Con estrema chiarezza, Carsen e Angius, dipanano una rete soffusa di simboli, danno corpo a una rete psicologica in cui nessuno è pienamente colpevole o innocente, ciascuno ha la sua ipocrisia, la sua debolezza, e forse l’unico ad accettarlo con serenità è Kudrjáš, non per nulla anche il contraltare disincantato e di buon senso alla mentalità ottusa e superstiziosa della cittadina, illuminista e poeta, come ricordano il suo iniziale canto d’amore al fiume e la sua disputa a favore dei parafulmini.

Sarebbe forse ozioso e fuorviante selezionare ed elencare l’incanto di singole immagini, come l’ultimo incontro – forse sognato – fra Kat’a e Boris che su sponde opposte si scambiano giochi d’onde o il controluce della folla che osserva senza intervenire concretamente l’annegamento della protagonista. La cura delle luci, dei movimenti coreografici, di quei riflessi a specchio che sembrano a volte dipinti, o video artistici: tutto quel che si vede ha un altissimo valore estetico, ma non si fa mai estetizzante fine a sé stesso, bensì pura drammaturgia, coincidenza perfetta con una recitazione affinata nei dettagli, con una definizione impeccabile dei personaggi, con la teatralità straordinaria della scrittura di Janáček. Allora, benché si sia al diciassettesimo anno di riprese, parrà mai possibile scindere il lavoro di Carsen (e dei suoi collaboratori, Philippe Giraudeau semrpe prezioso coreografo, Patrick kinmonth per scene e costumi, Peter Van Praet associato a Carsen per le luci e Maria Lamont per la ripresa della regia) da quello di Angius e di tutti gli artisti sulla scena e in buca? No, l’opera procede come un organismo perfetto in cui ogni elemento respira insieme agli altri, unione intima delle arti.

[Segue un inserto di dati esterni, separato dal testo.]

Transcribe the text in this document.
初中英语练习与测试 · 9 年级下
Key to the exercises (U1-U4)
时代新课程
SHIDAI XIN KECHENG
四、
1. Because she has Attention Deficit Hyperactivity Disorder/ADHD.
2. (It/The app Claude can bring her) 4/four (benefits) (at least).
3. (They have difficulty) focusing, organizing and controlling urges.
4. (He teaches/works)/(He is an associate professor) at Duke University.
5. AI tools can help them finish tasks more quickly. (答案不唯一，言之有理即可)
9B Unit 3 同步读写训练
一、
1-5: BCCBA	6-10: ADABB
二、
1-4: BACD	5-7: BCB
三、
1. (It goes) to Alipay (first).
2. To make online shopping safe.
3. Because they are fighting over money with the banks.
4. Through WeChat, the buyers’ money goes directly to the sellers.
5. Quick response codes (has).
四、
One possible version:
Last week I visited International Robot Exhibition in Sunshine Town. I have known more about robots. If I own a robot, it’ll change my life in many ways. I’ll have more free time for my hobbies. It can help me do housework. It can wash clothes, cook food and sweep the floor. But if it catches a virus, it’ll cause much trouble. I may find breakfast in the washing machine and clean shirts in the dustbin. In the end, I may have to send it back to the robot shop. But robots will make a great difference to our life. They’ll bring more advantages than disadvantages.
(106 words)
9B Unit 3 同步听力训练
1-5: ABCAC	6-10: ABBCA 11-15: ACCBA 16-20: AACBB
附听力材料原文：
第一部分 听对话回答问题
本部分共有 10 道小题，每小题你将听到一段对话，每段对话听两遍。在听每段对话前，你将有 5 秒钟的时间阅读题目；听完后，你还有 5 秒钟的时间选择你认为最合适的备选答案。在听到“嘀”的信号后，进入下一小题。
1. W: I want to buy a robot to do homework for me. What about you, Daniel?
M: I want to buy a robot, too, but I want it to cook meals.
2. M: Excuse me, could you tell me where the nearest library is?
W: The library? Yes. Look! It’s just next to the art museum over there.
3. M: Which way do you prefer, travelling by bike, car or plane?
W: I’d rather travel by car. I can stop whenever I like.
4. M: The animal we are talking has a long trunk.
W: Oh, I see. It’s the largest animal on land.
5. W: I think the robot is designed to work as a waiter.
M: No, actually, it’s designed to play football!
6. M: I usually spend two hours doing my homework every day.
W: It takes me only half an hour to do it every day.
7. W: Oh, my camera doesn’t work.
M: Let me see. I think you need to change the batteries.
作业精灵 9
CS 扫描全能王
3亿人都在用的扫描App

Andrea Dankova (già Jenufa a Bologna e Palermo) ha, nel timbro, una luminosità liliale, un’anima fragile che si confà particolarmente a queste eroine di Janáček e le permettono di giocare quasi con adolescenziale innocenza sull’ambiguità di una Kat’a oppressa e colpevole, pura e sensuale. Alla cognata Varvara Lena Belkina offre, con il suo fresco canto mezzosopranile, una spontaneità particolarmente accattivante, mentre Rebecca de Pont Davis è una Kabanicha secca e inflessibile, quasi uno spettro a guardia di torbidi segreti. Alla sua ombra Stefan Margita fa vivere un Tichon la cui sottomissione si vena di opportunismo per non dover mai assumere le sue responsabilità di uomo, tutto al contrario di Enrico Casari, che invece fa del suo canto tenorile la franca espressione dello spirito libero di Kudrjáš. La stessa mentalità più aperta caratterizzerebbe anche Boris, la cui sensibilità sincera e la cui formazione si trovano però imprigionate da un giogo di oppressioni familiari, ulteriore differente declinazione dei temi cardine di questa disperata drammaturgia: Misha Didyk ne offre un ritratto inquieto e introspettivo, scalpitante e impotente di fronte dal massiccio Dikoj di Oliver Zwerg, abile nel dosare autorità e piccoli spunti grotteschi. Lorena Scarlata e Sofia Koberidze nei panni delle domestiche, Roberta Garelli come corifea, insieme con il coro, completano un microcosmo teatrale e musicale in cui ciascuno è indispensabile.

Sono appena due ore in teatro, intervallo compreso, ma si gustano tutte d’un fiato, piacevolmente amarognole, appaganti, sì, ma che pure si gusterebbero subito di nuovo, e ancora, ancora, ancora.